Recent research suggests that there are five types of excessive drinking disorder and also reveals which is more prominent at certain ages.
AUD is described as a chronic brain disease that keeps on relapsing, wherein the person compulsively drinks to the extent that it hampers the daily life. But AUD is more complicated than a person just over drinking.
New study  has further extended the issue of problematic drinking. Within AUD, there are 5 types of excessive drinking, says the study and this has been featured on the journal “Alcohol and Alcoholism”. And each type has its own set of symptoms and is more common at certain specific ages.
The new study was led by Ashley-Linden-Carmichael, assistant professor, Pennsylvania State University in State College, PA
5 AUD Profiles Related to Age
Linden and colleagues studied around 5,000 participants between the ages 18-64, who were enrolled in the National Epidemiologic Survey on Alcohol and Related Conditions and were meeting the criterion for AUD in the past year.

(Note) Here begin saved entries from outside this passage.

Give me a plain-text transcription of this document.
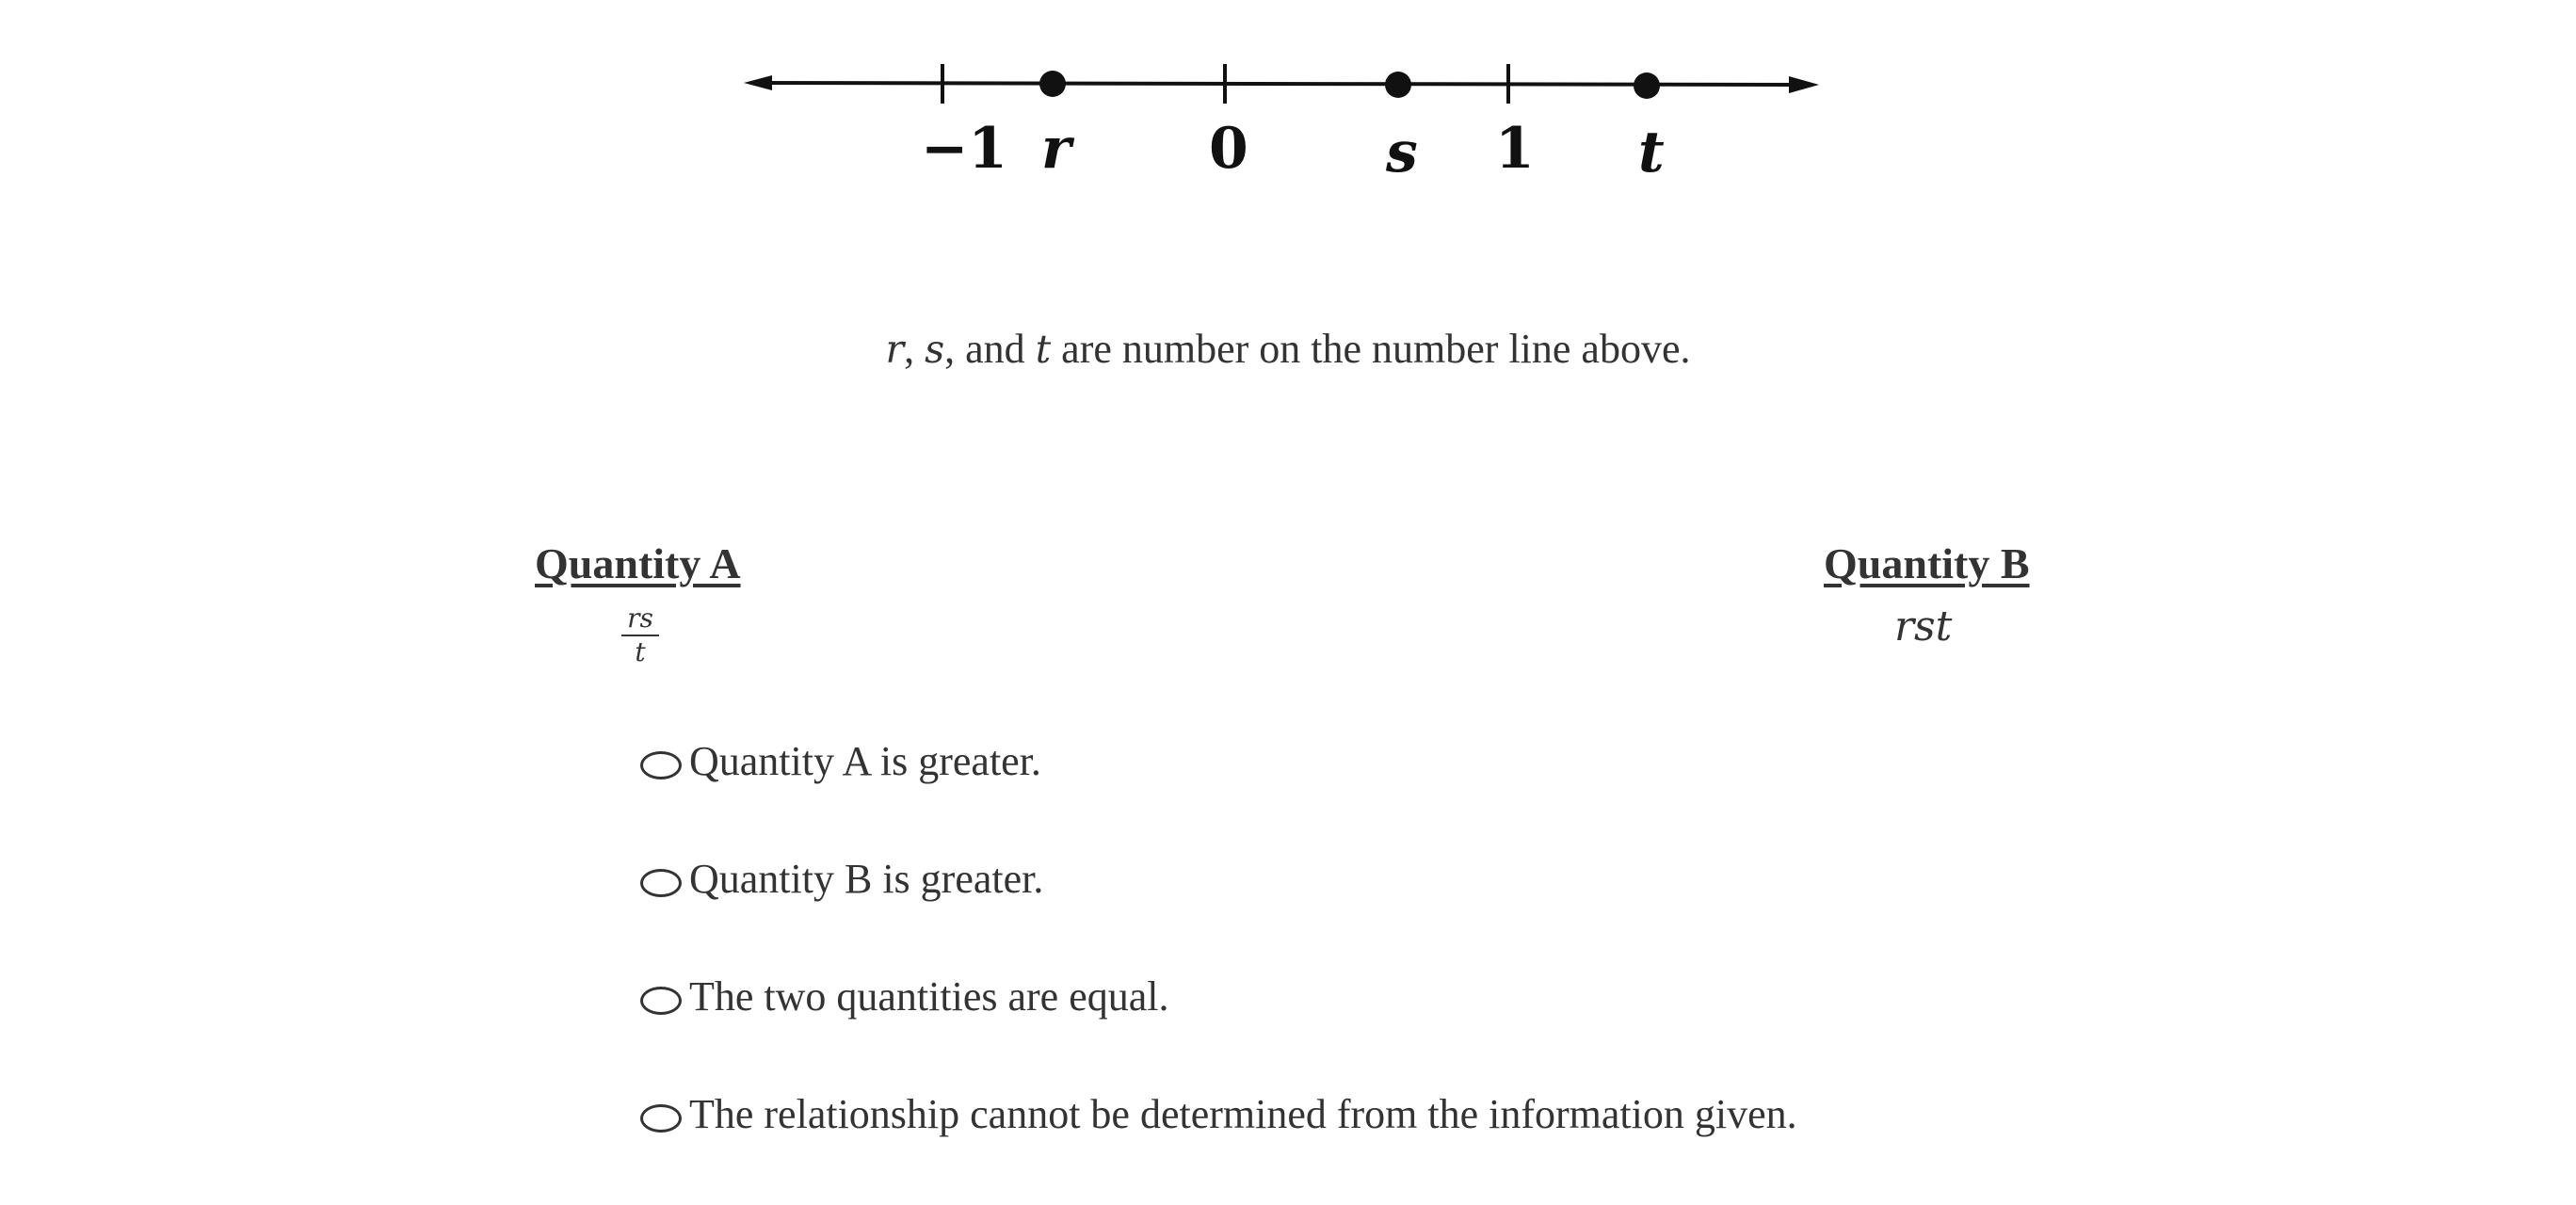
−1 r 0 s 1 t
r, s, and t are number on the number line above.
Quantity A
rs
t
Quantity B
rst
Quantity A is greater.
Quantity B is greater.
The two quantities are equal.
The relationship cannot be determined from the information given.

Researchers made use of a new method called latent class analysis to examine the subtypes or profiles of people having AUD grouping those who shared the symptoms and drank too much. Five AUD classes were revealed:
- “Alcohol-induced injury”: This was seen in 25% of the patients. People in this type engaged in risky behavior and may have landed in dangerous situations that could have caused injury.
- “The Adverse Effects Only”: It could be seen in 34% of the patients who reported alcohol withdrawal symptoms and hangovers.

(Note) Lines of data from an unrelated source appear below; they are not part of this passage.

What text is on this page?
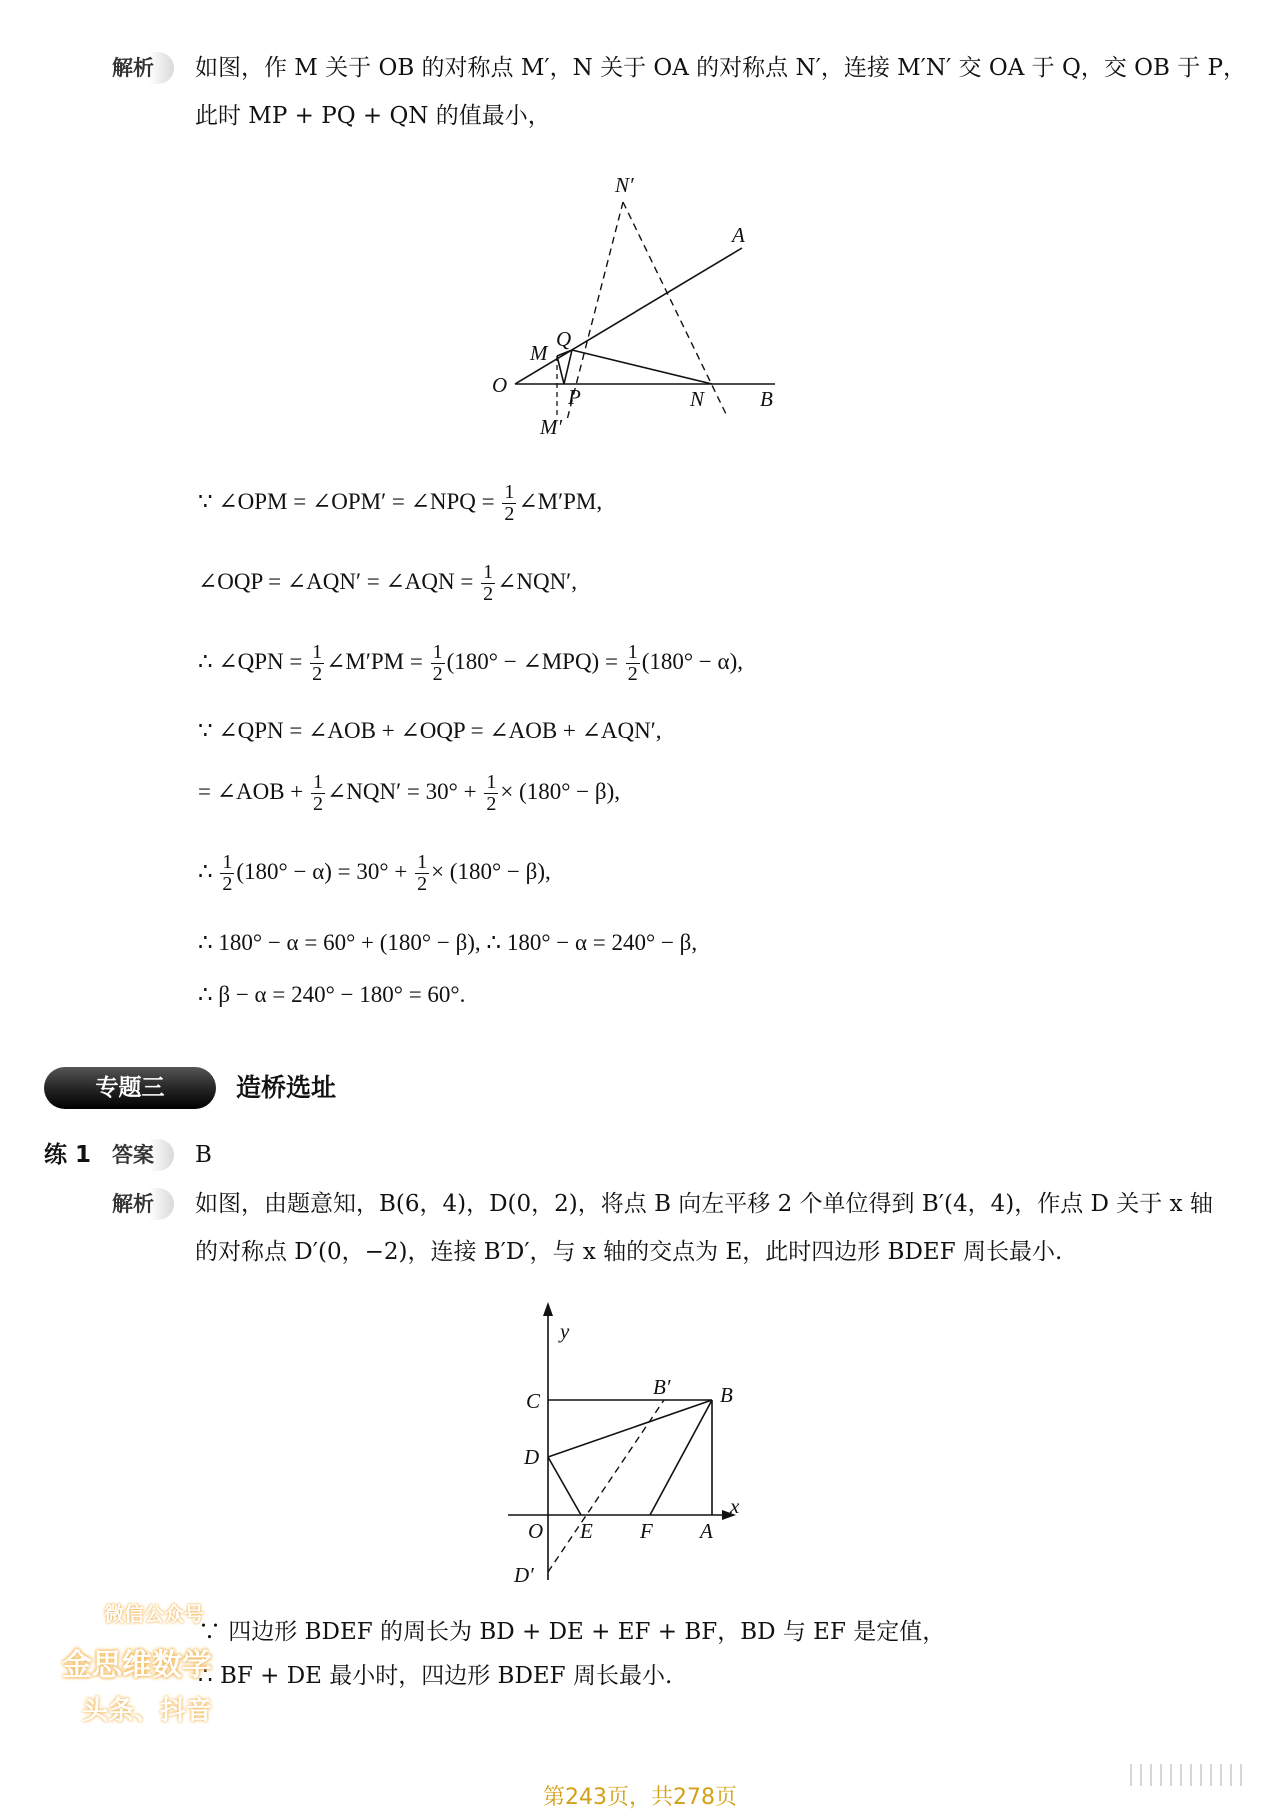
解析	如图，作 M 关于 OB 的对称点 M′，N 关于 OA 的对称点 N′，连接 M′N′ 交 OA 于 Q，交 OB 于 P，
此时 MP + PQ + QN 的值最小，
N′
A
Q
M
O	P	N	B
M′
∵ ∠OPM = ∠OPM′ = ∠NPQ = $\frac{1}{2}$ ∠M′PM,
∠OQP = ∠AQN′ = ∠AQN = $\frac{1}{2}$ ∠NQN′,
∴ ∠QPN = $\frac{1}{2}$ ∠M′PM = $\frac{1}{2} (180^\circ$ − ∠MPQ) = $\frac{1}{2} (180^\circ - \alpha)$,
∵ ∠QPN = ∠AOB + ∠OQP = ∠AOB + ∠AQN′,
= ∠AOB + $\frac{1}{2}$ ∠NQN′ = $30^\circ + \frac{1}{2} \times (180^\circ - \beta)$,
∴ $\frac{1}{2} (180^\circ - \alpha) = 30^\circ + \frac{1}{2} \times (180^\circ - \beta)$,
∴ 180° − α = 60° + (180° − β), ∴ 180° − α = 240° − β,
∴ β − α = 240° − 180° = 60°.
专题三	造桥选址
练 1 答案	B
解析	如图，由题意知，B(6，4)，D(0，2)，将点 B 向左平移 2 个单位得到 B′(4，4)，作点 D 关于 x 轴
的对称点 D′(0，−2)，连接 B′D′，与 x 轴的交点为 E，此时四边形 BDEF 周长最小.
y
x
C
B′ B
D
O E F A
D′
∵ 四边形 BDEF 的周长为 BD + DE + EF + BF，BD 与 EF 是定值，
∴ BF + DE 最小时，四边形 BDEF 周长最小.
微信公众号
金思维数学
头条、抖音
第243页，共278页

- “Highly problematic, low perceived life interference”: 21% of the participants fall in this category. People in this group said that drinking alcohol did not interfere with their daily lives and did not affect family, social obligations, work, but they did experience a lot of AUD symptoms.

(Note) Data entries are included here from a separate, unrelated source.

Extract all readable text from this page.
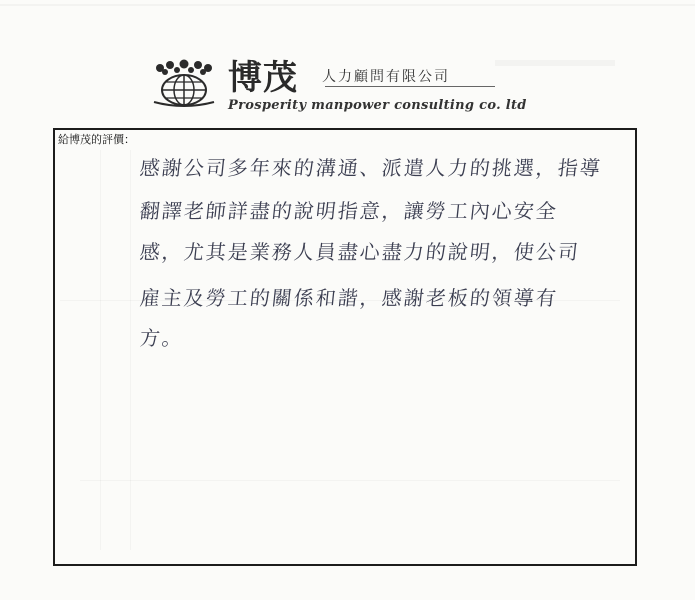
博茂 人力顧問有限公司
Prosperity manpower consulting co. ltd
給博茂的評價：
感謝公司多年來的溝通、派遣人力的挑選，指導
翻譯老師詳盡的說明指意，讓勞工內心安全
感，尤其是業務人員盡心盡力的說明，使公司
雇主及勞工的關係和諧，感謝老板的領導有
方。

- “Difficult cutting back”: 13% of the people can be categorized in this group. As the name suggests, they had a tough time cutting back on their alcohol consumption.
- “Highly Problematic”: This makes up 7% of the individuals and they experienced all the symptoms of AUD.
Further, the analysis suggested how common the profile was at different ages. Among the younger adults “Highly Problematic, low perceived life interference” and “The Adverse Effects Only” were more prevalent. The authors add that as the age increased, “Alcohol-induced injury” and “Difficulty Cutting Back” became more prevalent. The authors say that the main implication for the findings is that we need a tailored treatment for people having AUD. Linden says that we must think beyond if someone has an alcohol use disorder and understand their struggles and help them if they are in a risky situation.
Moreover, the greatest risk for alcohol use disorder is among the young adults but is it is also a concern for people in the adulthood or middle age. They may be dealing with different aspects of drinking. When someone is a young adult, the person could be experiencing withdrawal symptoms and when someone is older, there may be struggles with alcohol-related injuries and cutting back on alcohol.
Linden-Carmichael adds that she wants to see if someone has some profile in the younger years, what happens to them later on? And this would guide future research.
If someone is in the class of “Adverse Effects Only” at 21, what happens to them at 60? Does it increase or slow down? The researcher concludes that if we could have a large study and then follow the recruits across age, it would be most beneficial and intuitive study.